W Polsce obowiązuje zakaz organizacji imprez masowych, który spowodowany jest zagrożeniem rozprzestrzeniania się koronawirusa. Również władze PKO Ekstraklasy podjęły drastyczne kroki, w efekcie czego, aż do odwołania, wszystkie mecze na najwyższym piłkarskim szczeblu rozgrywkowym w kraju będą się odbywać przy całkowicie pustych trybunach (więcej:
To było do przewidzenia. Mecze PKO Ekstraklasy bez udziału kibiców). We wtorek (10.03) dowiedzieliśmy się ponadto, że do skutku nie dojdą także mistrzostwa Polski w short tracku. Zawody miały zostać przeprowadzone w stolicy Podlasia.

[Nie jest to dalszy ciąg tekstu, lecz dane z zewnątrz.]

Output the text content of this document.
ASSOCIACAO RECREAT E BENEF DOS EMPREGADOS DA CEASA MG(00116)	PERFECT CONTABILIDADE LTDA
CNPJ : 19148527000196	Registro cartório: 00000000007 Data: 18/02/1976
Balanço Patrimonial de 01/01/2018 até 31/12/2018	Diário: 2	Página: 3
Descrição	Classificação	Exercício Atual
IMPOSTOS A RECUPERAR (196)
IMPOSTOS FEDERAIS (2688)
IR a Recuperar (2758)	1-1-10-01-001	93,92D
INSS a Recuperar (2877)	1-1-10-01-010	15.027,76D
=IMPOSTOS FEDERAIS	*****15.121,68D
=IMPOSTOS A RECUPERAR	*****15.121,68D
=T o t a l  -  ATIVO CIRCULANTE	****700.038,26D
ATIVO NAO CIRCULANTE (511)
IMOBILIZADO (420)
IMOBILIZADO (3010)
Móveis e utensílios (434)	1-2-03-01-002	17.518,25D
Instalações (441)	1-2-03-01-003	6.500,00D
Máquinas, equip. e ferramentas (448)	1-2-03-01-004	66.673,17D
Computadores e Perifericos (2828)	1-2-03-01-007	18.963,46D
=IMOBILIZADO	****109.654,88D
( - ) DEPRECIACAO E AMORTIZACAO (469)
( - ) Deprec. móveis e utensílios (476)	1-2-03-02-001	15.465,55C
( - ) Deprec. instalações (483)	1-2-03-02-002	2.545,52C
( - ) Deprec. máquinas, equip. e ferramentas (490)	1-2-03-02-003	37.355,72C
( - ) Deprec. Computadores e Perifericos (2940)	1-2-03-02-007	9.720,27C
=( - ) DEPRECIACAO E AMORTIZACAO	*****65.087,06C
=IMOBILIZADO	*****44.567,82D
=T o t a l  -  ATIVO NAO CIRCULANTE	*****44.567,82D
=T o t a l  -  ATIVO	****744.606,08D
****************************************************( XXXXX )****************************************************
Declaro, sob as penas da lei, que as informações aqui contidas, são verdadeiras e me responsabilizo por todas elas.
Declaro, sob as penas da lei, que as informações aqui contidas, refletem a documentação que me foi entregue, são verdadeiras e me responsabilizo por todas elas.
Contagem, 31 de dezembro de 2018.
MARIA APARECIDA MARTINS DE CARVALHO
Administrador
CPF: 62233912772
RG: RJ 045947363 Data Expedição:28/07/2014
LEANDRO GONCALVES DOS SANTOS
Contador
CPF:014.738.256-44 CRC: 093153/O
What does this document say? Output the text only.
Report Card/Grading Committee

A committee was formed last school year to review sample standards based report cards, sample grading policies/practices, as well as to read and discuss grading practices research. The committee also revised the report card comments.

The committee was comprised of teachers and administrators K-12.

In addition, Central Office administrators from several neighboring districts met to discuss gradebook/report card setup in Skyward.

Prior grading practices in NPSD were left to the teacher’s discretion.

- W związku z rosnąca liczbą osób zarażonych koronawirusem w Polsce, w dniu dzisiejszym pani minister sportu Danuta Dmowska-Andrzejuk zarekomendowała Polskim Związkom Sportowym odwołanie wszystkich planowanych zawodów. Mając na uwadze zdrowie i bezpieczeństwo zawodników oraz kibiców, zarząd PZŁS zgodził się z rekomendacją pani minister i postanowił odwołać planowane w dniach 14-15 marca mistrzostwa Polski w wieloboju oraz planowane w dniach 27-29 marca mistrzostwa Polski w short tracku - czytamy w oficjalnym komunikacie Polskiego Związku Łyżwiarstwa Szybkiego.
Główną faworytką do złota podczas mistrzostw Polski w short tracku miała być urodzona w Białymstoku Natalia Maliszewska. Aktualnie najlepsza łyżwiarka w kraju nie będzie miała jednak okazji, by zaprezentować się przed własną publicznością.